Mr. Lippmann, are you an elitist?
Hmm, Douglas, do you know what an elitist is?
Yes, it’s a person who thinks they’re better than everyone else.
I don’t think that I’m better than everyone else. Do you think you are?
I…well….
Strangely that question is as hard for adult me as young me.
I mean, I don’t know what’s better or not better, Mr. Lippmann, but you wrote that you don’t think the general public can run humanity’s affairs.
My grandmother frowns.
Is that so? You read on a high level for a ten year old!
I do? I mean, thank you. You wrote that when people watch the news they are not educated by it. You said the news constructs a picture of reality that is 'imperfectly recorded,' and 'too fragile to bear the charge as an organ of direct democracy.'
Lippmann glances at my grandmother, who is in a suppressed rage. He looks back at me.
Very good, Douglas, but you are conflating a critique of the media with a belief that elites should rule.
I'm feeling something strange happening, a sort of merger of youth and age. I'm not sure how to form my words. Lippmann notes my hesitation.
Douglas, do you know what ‘conflate’ means?
I think it’s when two people fart at the same time.
What is happening to me? Is there a hint of smile on Lippmann’s face? There is no such hint on my grandmother’s face. I try to salvage the situation.
Mr. Lippmann, do you think that elites should rule?
Lippmann is looking at me the way you might look at a chess-playing chicken.
That’s not a valid question, Douglas, because elites do rule, by definition. You might as well ask if birds should fly.
Should they?
Lippmann laughs. I feel clever. I want more approbation, so I continue.
Mr. Lippmann, you wrote in 1922 that ‘mass man functions as a bewildered herd who must be governed by a specialized class.’
Douglas, I’m just describing reality, not saying it’s good.
Have you heard of Noam Chomsky?
No.
He said that you believe that 90% of the population are "ignorant, meddlesome outsiders," and that we need to be ruled by "the wise men…you know…the smart people."
Is that so, Douglas? Sounds like Mr.
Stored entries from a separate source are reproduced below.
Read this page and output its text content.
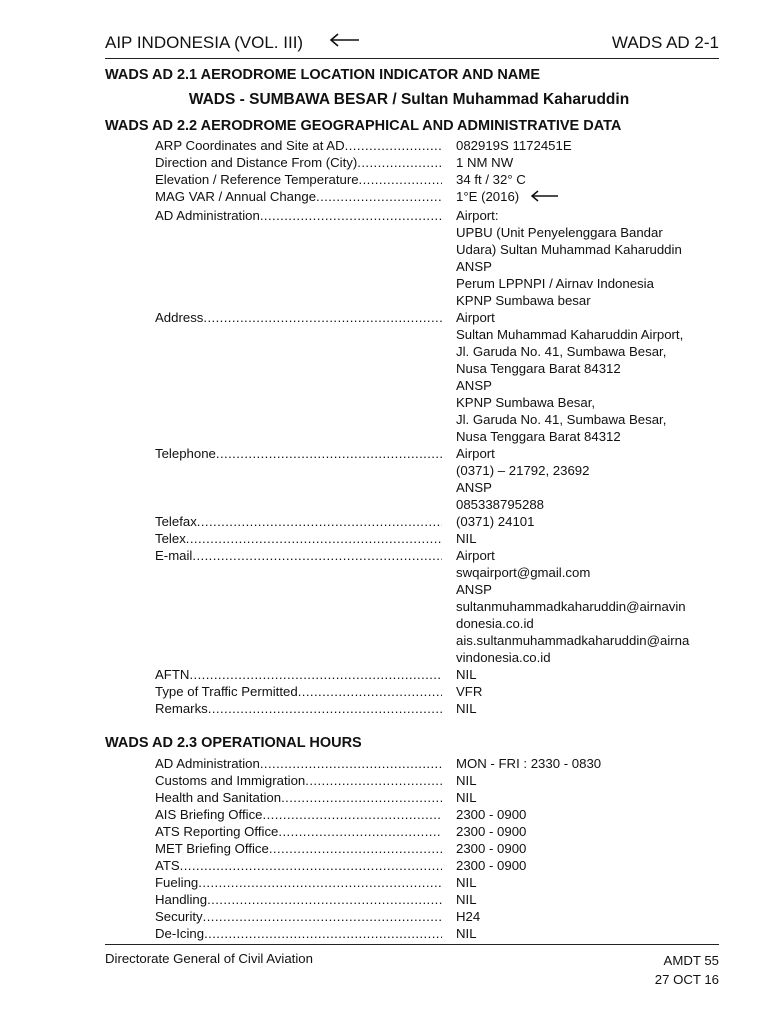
AIP INDONESIA (VOL. III)	WADS AD 2-1
WADS AD 2.1 AERODROME LOCATION INDICATOR AND NAME
WADS - SUMBAWA BESAR / Sultan Muhammad Kaharuddin
WADS AD 2.2 AERODROME GEOGRAPHICAL AND ADMINISTRATIVE DATA
ARP Coordinates and Site at AD .....	082919S 1172451E
Direction and Distance From (City) .....	1 NM NW
Elevation / Reference Temperature .....	34 ft / 32° C
MAG VAR / Annual Change .....	1°E (2016)
AD Administration .....	Airport:
UPBU (Unit Penyelenggara Bandar
Udara) Sultan Muhammad Kaharuddin
ANSP
Perum LPPNPI / Airnav Indonesia
KPNP Sumbawa besar
Address .....	Airport
Sultan Muhammad Kaharuddin Airport,
Jl. Garuda No. 41, Sumbawa Besar,
Nusa Tenggara Barat 84312
ANSP
KPNP Sumbawa Besar,
Jl. Garuda No. 41, Sumbawa Besar,
Nusa Tenggara Barat 84312
Telephone .....	Airport
(0371) – 21792, 23692
ANSP
085338795288
Telefax .....	(0371) 24101
Telex .....	NIL
E-mail .....	Airport
swqairport@gmail.com
ANSP
sultanmuhammadkaharuddin@airnavin
donesia.co.id
ais.sultanmuhammadkaharuddin@airna
vindonesia.co.id
AFTN .....	NIL
Type of Traffic Permitted .....	VFR
Remarks .....	NIL
WADS AD 2.3 OPERATIONAL HOURS
AD Administration .....	MON - FRI : 2330 - 0830
Customs and Immigration .....	NIL
Health and Sanitation .....	NIL
AIS Briefing Office .....	2300 - 0900
ATS Reporting Office .....	2300 - 0900
MET Briefing Office .....	2300 - 0900
ATS .....	2300 - 0900
Fueling .....	NIL
Handling .....	NIL
Security .....	H24
De-Icing .....	NIL
Directorate General of Civil Aviation	AMDT 55
27 OCT 16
Chomsky is one of those smart people himself.
He is a professor of linguistics at MIT.
So, is he a member of an elite?
I guess, maybe.
Out of nowhere I have an intense need to pee, and I'm so restless I long to turn from Lippmann and my grandmother and skip down the aisle, push the heavey metal door open and step through, finally expressing my energies and maybe fluids in the interstitial madness of the coupling platform.
But my grandmother has had enough. She thanks Lippmann profusely and demands that I shake his hand and thank him, which I do. A quick glance into Lippmann’s eyes tells me that little harm has been done to the universe. On the walk back to the restroom and our seats my grandmother is silent. When we sit, she sighs.
Dougie, sometimes I don’t understand you.
I'm too busy trying to unplug the weird connections in my head to reply. Through the window I see vast plains roll by.